Arsenal fans were ticked even before this looming catastrophe came to a head. Desperately needing help at the back, Wenger failed to bring in a central defender. Indeed, Manchester City added Gael Clichy to it’s collection, though one hopes (prays) that Kieran Gibbs is ready to take over full-time at left back. But even with Thomas Vermaelen and Johan Djourou returning from injury it would behoove Arsenal fans to stock up on the Pepto, what with Koscielny and Sebastien Squillaci still among the team’s top defenders. Wenger did bring in Gervinho to hopefully add firepower to the front line, and Alex Oxlade-Chamberlain, who is both a major talent and also just 17 years old.

So with the season set to begin tomorrow (here’s hoping the riots that forced the cancellation of the Tottenham-Everton game come to a quiet end) the squad is in total flux. Arsenal fancies itself a European titan but their two best players are flitting off to wealthier, sexier teams. They’ll probably take in £60 million but Wenger is known for being tighter with cash than Scrooge McDuck. Can the parsimonious Wenger buy quickly, and wisely, enough to keep Arsenal from imploding? What’s Robin Van Persie thinking right now? Or Wilshire/Ramsey/Walcott? Or any other top player over the age of 20 who wants to play Champions League football and rack up trophies?

Arsenal plays beautiful football, second only to Barcelona. But last year they were a hard team to root for. The stupefying collapses against Spurs and Newcastle. The idiotic red cards earned by Abou Diaby against Newcastle and Van Persie against Barcelona (I mean the first one for complaining, not the second one which was a joke). Emmanuel Eboye’s inexplicable penalty box takedown with seconds left against Liverpool that cost the Gunners two points. Arshavin’s maddening inconsistency–superhero one minute, invisible man the next three games. And then there’s Nicklas Bendtner, with his pink boots and insufferable preening and blinkered belief that he’s a taller and more lethal Lionel Messi. Bendtner had a golden chance to send Arsenal through against Barça in the Champions League–here’s what he did with it:


barcbench767 by arsenalist

It looks as though Bendtner will also be gone sooner than later, perhaps a case of addition by subtraction. But with the transfer window closing August 31st there isn’t much time for Wenger to buy quality reinforcements, and integrating new signings into the club during the season doesn’t bode well for Arsenal’s chances. Hey, I think Phil Jagielka would be a nice addition. But a pedestrian signing like that wouldn’t do much to mollify fans watching Fabregas and Nasri sprint away from North London, and Lille isn’t giving up Eden Hazard without at least an exchange of artillery fire.

I heard on a podcast that Arsenal should consider adding Joey Barton, and I can see the logic in that (perhaps the first time “logic” and “Joey Barton” have appeared in such close proximity). Barton is a talented passer and he’s long desired a chance to perform on the biggest stage, so he’d certainly be motivated.

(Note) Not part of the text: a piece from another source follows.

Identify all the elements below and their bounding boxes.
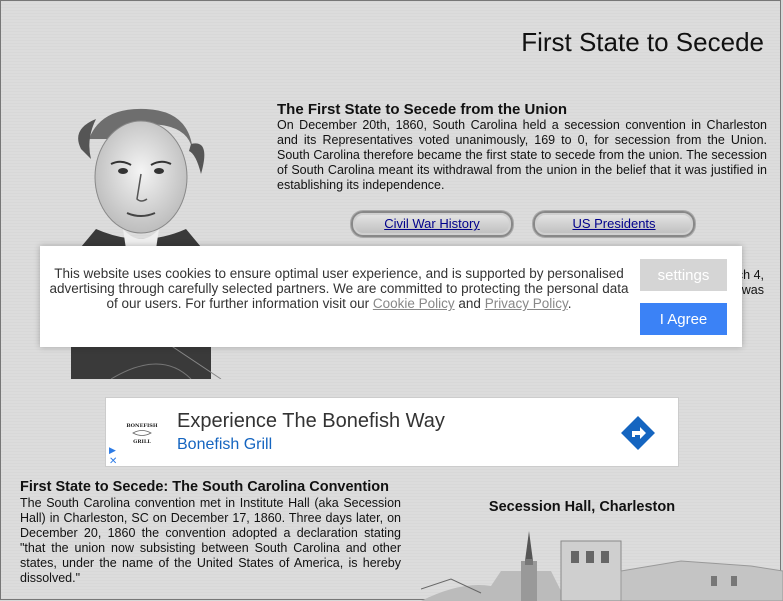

Of course Barton possesses a disposition, both on the pitch and off, that could be compared to a Honey Badger at the ragged end of a four-day drunk. Whether Wenger would take on such a potential headache might be an indicator of how desperate he is.

Those players who are actually committed to Arsenal have no time to pout or ponder. Tomorrow’s opener at Newcastle is followed by the first leg of their Champions League qualifier against Udinese. Then they host Liverpool, a team most figure has eclipsed Arsenal this off-season and one that could shove Arsenal out of the top four in the Premiership. The return leg at Udinese follows and then there’s a trip to Old Trafford to take on the defending champions. We could have a very good idea what kind of season Arsenal is going to enjoy (or not) by August 28th.

I’m thrilled that the season’s about to start, but I can’t say I’m looking for much from Arsenal this year. But maybe that’s a blessing in disguise–after so many years of high expectations, perhaps this is the year they overachieve, not under. There’s still a ton of talent on the squad and maybe Wenger can transform Fabregas and Nasri into gold. Or, failing that, silverware.